Проехали остановку на трамвае, он жил в двухэтажном доме с кирпичным низом и бревенчатым, в обшивку, верхом.
- У меня квартирка во втором этаже, тихо, уютно, вот и поговорим.
Поднялись, достал ключ из-под половика при дверях, уюта никакого не было - грязь, немытая посуда на столе, на блюде с обглоданным рыбьим хвостом сидел огромный таракан и забавно шевелил усами. Сбросив незваного гостя щелчком, хозяин пригласил садиться и сел сам.
- Так чего же вы изволите?
- А где твоя жена? - поежился Евдокимов. - Грязно у тебя, братец...

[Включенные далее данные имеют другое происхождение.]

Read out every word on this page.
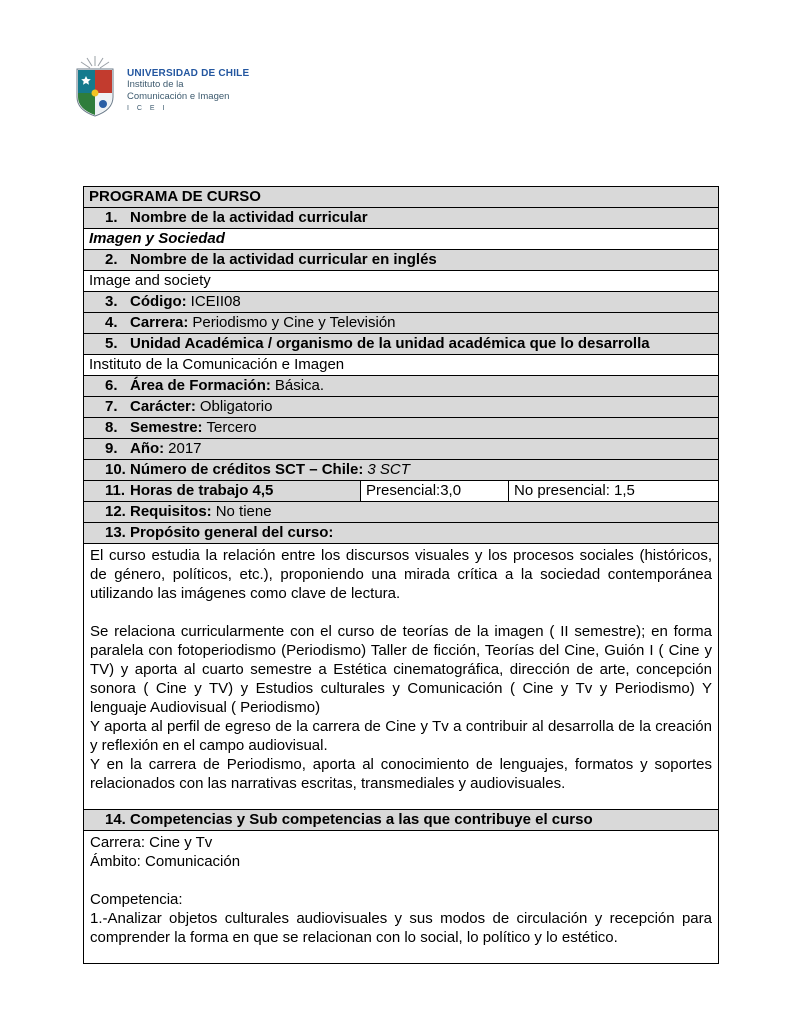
UNIVERSIDAD DE CHILE
Instituto de la
Comunicación e Imagen
I C E I
PROGRAMA DE CURSO
1. Nombre de la actividad curricular
Imagen y Sociedad
2. Nombre de la actividad curricular en inglés
Image and society
3. Código: ICEII08
4. Carrera: Periodismo y Cine y Televisión
5. Unidad Académica / organismo de la unidad académica que lo desarrolla
Instituto de la Comunicación e Imagen
6. Área de Formación: Básica.
7. Carácter: Obligatorio
8. Semestre: Tercero
9. Año: 2017
10. Número de créditos SCT – Chile: 3 SCT
11. Horas de trabajo 4,5	Presencial:3,0	No presencial: 1,5
12. Requisitos: No tiene
13. Propósito general del curso:

El curso estudia la relación entre los discursos visuales y los procesos sociales (históricos, de género, políticos, etc.), proponiendo una mirada crítica a la sociedad contemporánea utilizando las imágenes como clave de lectura.

Se relaciona curricularmente con el curso de teorías de la imagen ( II semestre); en forma paralela con fotoperiodismo (Periodismo) Taller de ficción, Teorías del Cine, Guión I ( Cine y TV) y aporta al cuarto semestre a Estética cinematográfica, dirección de arte, concepción sonora ( Cine y TV) y Estudios culturales y Comunicación ( Cine y Tv y Periodismo) Y lenguaje Audiovisual ( Periodismo)

Y aporta al perfil de egreso de la carrera de Cine y Tv a contribuir al desarrolla de la creación y reflexión en el campo audiovisual.

Y en la carrera de Periodismo, aporta al conocimiento de lenguajes, formatos y soportes relacionados con las narrativas escritas, transmediales y audiovisuales.

14. Competencias y Sub competencias a las que contribuye el curso

Carrera: Cine y Tv

Ámbito: Comunicación

Competencia:

1.-Analizar objetos culturales audiovisuales y sus modos de circulación y recepción para comprender la forma en que se relacionan con lo social, lo político y lo estético.
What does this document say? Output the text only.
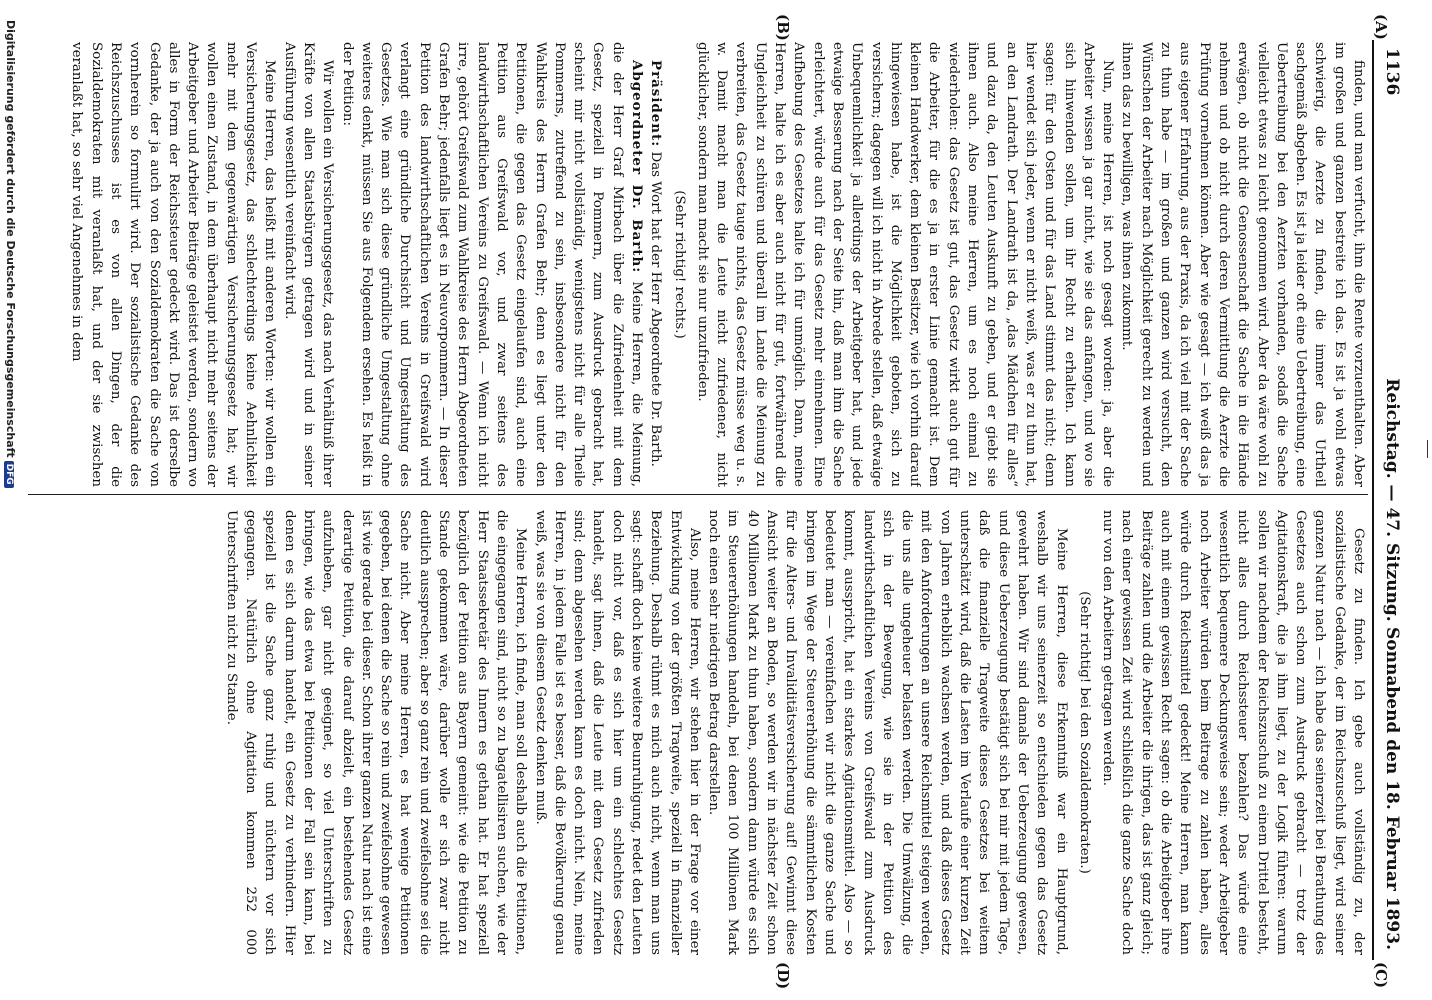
1136
Reichstag. — 47. Sitzung.
Sonnabend den 18. Februar 1893.
(A)
(B)
(C)
(D)

finden, und man verfucht, ihm die Rente vorzuenthalten. Aber im großen und ganzen bestreite ich das. Es ist ja wohl etwas schwierig, die Aerzte zu finden, die immer das Urtheil sachgemäß abgeben. Es ist ja leider oft eine Uebertreibung, eine Uebertreibung bei den Aerzten vorhanden, sodaß die Sache vielleicht etwas zu leicht genommen wird. Aber da wäre wohl zu erwägen, ob nicht die Genossenschaft die Sache in die Hände nehmen und ob nicht durch deren Vermittlung die Aerzte die Prüfung vornehmen können. Aber wie gesagt — ich weiß das ja aus eigener Erfahrung, aus der Praxis, da ich viel mit der Sache zu thun habe — im großen und ganzen wird versucht, den Wünschen der Arbeiter nach Möglichkeit gerecht zu werden und ihnen das zu bewilligen, was ihnen zukommt.

Nun, meine Herren, ist noch gesagt worden: ja, aber die Arbeiter wissen ja gar nicht, wie sie das anfangen, und wo sie sich hinwenden sollen, um ihr Recht zu erhalten. Ich kann sagen: für den Osten und für das Land stimmt das nicht; denn hier wendet sich jeder, wenn er nicht weiß, was er zu thun hat, an den Landrath. Der Landrath ist da, „das Mädchen für alles“ und dazu da, den Leuten Auskunft zu geben, und er giebt sie ihnen auch. Also meine Herren, um es noch einmal zu wiederholen: das Gesetz ist gut, das Gesetz wirkt auch gut für die Arbeiter, für die es ja in erster Linie gemacht ist. Dem kleinen Handwerker, dem kleinen Besitzer, wie ich vorhin darauf hingewiesen habe, ist die Möglichkeit geboten, sich zu versichern; dagegen will ich nicht in Abrede stellen, daß etwaige Unbequemlichkeit ja allerdings der Arbeitgeber hat, und jede etwaige Besserung nach der Seite hin, daß man ihm die Sache erleichtert, würde auch für das Gesetz mehr einnehmen. Eine Aufhebung des Gesetzes halte ich für unmöglich. Dann, meine Herren, halte ich es aber auch nicht für gut, fortwährend die Ungleichheit zu schüren und überall im Lande die Meinung zu verbreiten, das Gesetz tauge nichts, das Gesetz müsse weg u. s. w. Damit macht man die Leute nicht zufriedener, nicht glücklicher, sondern man macht sie nur unzufrieden.

(Sehr richtig! rechts.)

Präsident: Das Wort hat der Herr Abgeordnete Dr. Barth.

Abgeordneter Dr. Barth: Meine Herren, die Meinung, die der Herr Graf Mirbach über die Zufriedenheit mit dem Gesetz, speziell in Pommern, zum Ausdruck gebracht hat, scheint mir nicht vollständig, wenigstens nicht für alle Theile Pommerns, zutreffend zu sein, insbesondere nicht für den Wahlkreis des Herrn Grafen Behr; denn es liegt unter den Petitionen, die gegen das Gesetz eingelaufen sind, auch eine Petition aus Greifswald vor, und zwar seitens des landwirthschaftlichen Vereins zu Greifswald. — Wenn ich nicht irre, gehört Greifswald zum Wahlkreise des Herrn Abgeordneten Grafen Behr; jedenfalls liegt es in Neuvorpommern. — In dieser Petition des landwirthschaftlichen Vereins in Greifswald wird verlangt eine gründliche Durchsicht und Umgestaltung des Gesetzes. Wie man sich diese gründliche Umgestaltung ohne weiteres denkt, müssen Sie aus Folgendem ersehen. Es heißt in der Petition:

Wir wollen ein Versicherungsgesetz, das nach Verhältniß ihrer Kräfte von allen Staatsbürgern getragen wird und in seiner Ausführung wesentlich vereinfacht wird.

Meine Herren, das heißt mit anderen Worten: wir wollen ein Versicherungsgesetz, das schlechterdings keine Aehnlichkeit mehr mit dem gegenwärtigen Versicherungsgesetz hat; wir wollen einen Zustand, in dem überhaupt nicht mehr seitens der Arbeitgeber und Arbeiter Beiträge geleistet werden, sondern wo alles in Form der Reichssteuer gedeckt wird. Das ist derselbe Gedanke, der ja auch von den Sozialdemokraten die Sache von vornherein so formulirt wird. Der sozialistische Gedanke des Reichszuschusses ist es von allen Dingen, der die Sozialdemokraten mit veranlaßt hat, und der sie zwischen veranlaßt hat, so sehr viel Angenehmes in dem

Gesetz zu finden. Ich gebe auch vollständig zu, der sozialistische Gedanke, der im Reichszuschuß liegt, wird seiner ganzen Natur nach — ich habe das seinerzeit bei Berathung des Gesetzes auch schon zum Ausdruck gebracht — trotz der Agitationskraft, die ja ihm liegt, zu der Logik führen: warum sollen wir nachdem der Reichszuschuß zu einem Drittel besteht, nicht alles durch Reichssteuer bezahlen? Das würde eine wesentlich bequemere Deckungsweise sein; weder Arbeitgeber noch Arbeiter würden beim Beitrage zu zahlen haben, alles würde durch Reichsmittel gedeckt! Meine Herren, man kann auch mit einem gewissen Recht sagen: ob die Arbeitgeber ihre Beiträge zahlen und die Arbeiter die ihrigen, das ist ganz gleich; nach einer gewissen Zeit wird schließlich die ganze Sache doch nur von den Arbeitern getragen werden.

(Sehr richtig! bei den Sozialdemokraten.)

Meine Herren, diese Erkenntniß war ein Hauptgrund, weshalb wir uns seinerzeit so entschieden gegen das Gesetz gewehrt haben. Wir sind damals der Ueberzeugung gewesen, und diese Ueberzeugung bestätigt sich bei mir mit jedem Tage, daß die finanzielle Tragweite dieses Gesetzes bei weitem unterschätzt wird, daß die Lasten im Verlaufe einer kurzen Zeit von Jahren erheblich wachsen werden, und daß dieses Gesetz mit den Anforderungen an unsere Reichsmittel steigen werden, die uns alle ungeheuer belasten werden. Die Umwälzung, die sich in der Bewegung, wie sie in der Petition des landwirthschaftlichen Vereins von Greifswald zum Ausdruck kommt, ausspricht, hat ein starkes Agitationsmittel. Also — so bedeutet man — vereinfachen wir nicht die ganze Sache und bringen im Wege der Steuererhöhung die sämmtlichen Kosten für die Alters- und Invaliditätsversicherung auf! Gewinnt diese Ansicht weiter an Boden, so werden wir in nächster Zeit schon 40 Millionen Mark zu thun haben, sondern dann würde es sich im Steuererhöhungen handeln, bei denen 100 Millionen Mark noch einen sehr niedrigen Betrag darstellen.

Also, meine Herren, wir stehen hier in der Frage vor einer Entwicklung von der größten Tragweite, speziell in finanzieller Beziehung. Deshalb rühmt es mich auch nicht, wenn man uns sagt: schafft doch keine weitere Beunruhigung, redet den Leuten doch nicht vor, daß es sich hier um ein schlechtes Gesetz handelt, sagt ihnen, daß die Leute mit dem Gesetz zufrieden sind; denn abgesehen werden kann es doch nicht. Nein, meine Herren, in jedem Falle ist es besser, daß die Bevölkerung genau weiß, was sie von diesem Gesetz denken muß.

Meine Herren, ich finde, man soll deshalb auch die Petitionen, die eingegangen sind, nicht so zu bagatellisiren suchen, wie der Herr Staatssekretär des Innern es gethan hat. Er hat speziell bezüglich der Petition aus Bayern gemeint: wie die Petition zu Stande gekommen wäre, darüber wolle er sich zwar nicht deutlich aussprechen; aber so ganz rein und zweifelsohne sei die Sache nicht. Aber meine Herren, es hat wenige Petitionen gegeben, bei denen die Sache so rein und zweifelsohne gewesen ist wie gerade bei dieser. Schon ihrer ganzen Natur nach ist eine derartige Petition, die darauf abzielt, ein bestehendes Gesetz aufzuheben, gar nicht geeignet, so viel Unterschriften zu bringen, wie das etwa bei Petitionen der Fall sein kann, bei denen es sich darum handelt, ein Gesetz zu verhindern. Hier speziell ist die Sache ganz ruhig und nüchtern vor sich gegangen. Natürlich ohne Agitation kommen 252 000 Unterschriften nicht zu Stande.

Digitalisierung gefördert durch die Deutsche ForschungsgemeinschaftDFG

- Главное - чистый внешний вид. А сюда - кто зайдет? Да никто и не зайдет! А жена... Что "жена"? Ну, есть. А где она - почем я знаю? Мы двадцать лет женаты. Тут ведь, сами знаете, первый год - жена, второй чужая, третий - соседка, это от лени, а потом и вообще никто не надобен... Шляется... Я к тому, что в тот самый день байстрюк этот и пропал...
- А почему "байстрюк"?
- А кто же? Отца его нету, неизвестно где, мать - за другим, он никому и не нужен, разве не понятно? Вы слушайте... Через четыре дня говорит мне сынок Чеберячки, Женька...
- А это кто - Чеберячка?
- Да Верка, блядь местная, воровка, к ней ворье шастает, как в трактир какой, девки ходют... Женька меня встретил и говорит: "Дяденька Шаховской, - это моя фамилия, но я, упаси Бог, не князь, а гораздо хуже... - и говорит, значит: - Мы пошли кататься на мялах в завод Зайцева я, сестры мои, Андрюша. Вдруг, откуда ни возьмись, неизвестный человек с черной бородой. Хвать Андрюшу - и уволок в печь". С того дня и пропал мальчик. Вы как представитель Охранного хорошо понимаете: еврейская это работа. Я вот - бедный. Таракан на блюде сидит. А почему? А потому, что они мацу пекут и напрочь загубили русского человека! - Во взгляде Шаховского сияло мистическое торжество, и чувство исполненного долга расплылось в мятых, невыразительных чертах мелко устроенного лица.